I'm not really quite sure what to write about this book, I feel quite ambivalent about it.
It is a tale told in three strands. The first, which gives the title to the book, is that of Evangeline English, an English missionary to central Asia in the 1920s. The others are of two contemporary characters: Tayeb, an illegal immigrant from Yemen who is on the run from the authorities, and Frieda, unsettled product of hippy parents, summoned by the council to clear out the flat of a deceased woman she does not know. Inevitably Tayeb enters Frieda's life, and it turns out that Frieda is related to Evangeline.

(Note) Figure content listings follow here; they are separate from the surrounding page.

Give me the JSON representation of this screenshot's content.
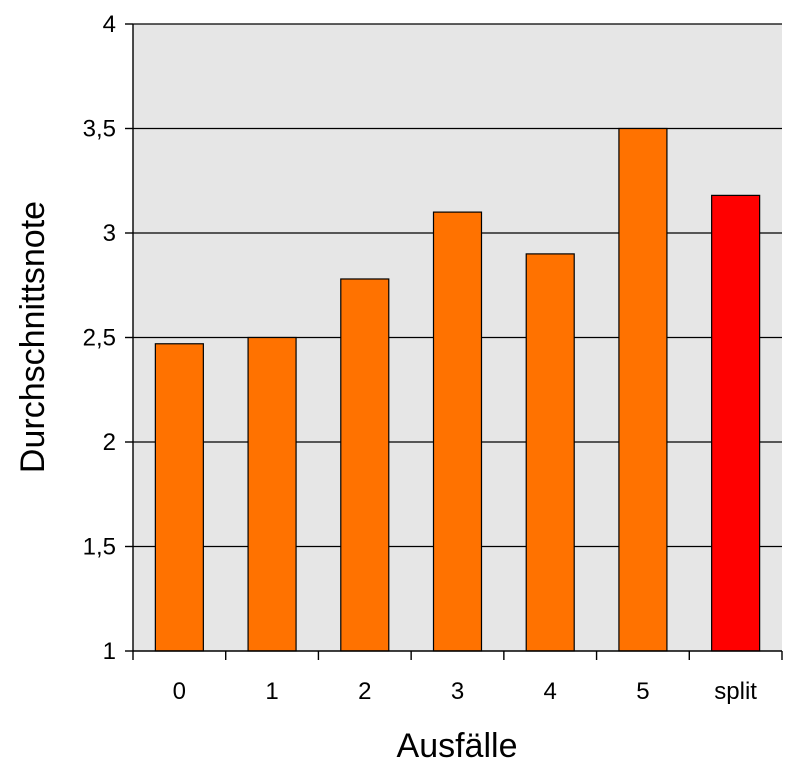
{
  "chart_data": {
    "type": "bar",
    "title": "",
    "xlabel": "Ausfälle",
    "ylabel": "Durchschnittsnote",
    "categories": [
      "0",
      "1",
      "2",
      "3",
      "4",
      "5",
      "split"
    ],
    "values": [
      2.47,
      2.5,
      2.78,
      3.1,
      2.9,
      3.5,
      3.18
    ],
    "bar_colors": [
      "#FF7200",
      "#FF7200",
      "#FF7200",
      "#FF7200",
      "#FF7200",
      "#FF7200",
      "#FF0000"
    ],
    "ylim": [
      1,
      4
    ],
    "yticks": [
      1,
      1.5,
      2,
      2.5,
      3,
      3.5,
      4
    ],
    "ytick_labels": [
      "1",
      "1,5",
      "2",
      "2,5",
      "3",
      "3,5",
      "4"
    ],
    "grid": true,
    "legend": "none",
    "colors": {
      "plot_background": "#E6E6E6",
      "gridline": "#000000",
      "bar_outline": "#000000"
    }
  }
}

It took me a long time to get in to, in fact I fell asleep trying to read it on the train more than once. Having said this, once I had gotten past a certain point I did start to find it interesting. I thought the sections in Kashgar with Evangeline were infinitely better than the modern sections, although I was disappointed by what happened with her in the end. I liked the descriptions of Kashgar and the surrounding area, and Millicent made a wonderfully creepy antagonist. I think the book would have been improved by dispensing with the modern sections and expanding on Kashgar and the 1920s characters.
The connection between the two stories was weak, mainly because the main character's generations are quite far apart, and there were gaps in the story as you hear little about the inbetween generations. It read to me a bit like the author had decided she was going to write about various things, and had pushed them together in one book. It ended up feeling disjointed, with nothing explored to my satisfaction.
I'm sure there were lots of layers and deeper meanings in the text that I missed, but I didn't care enough to work them out, which says it all really.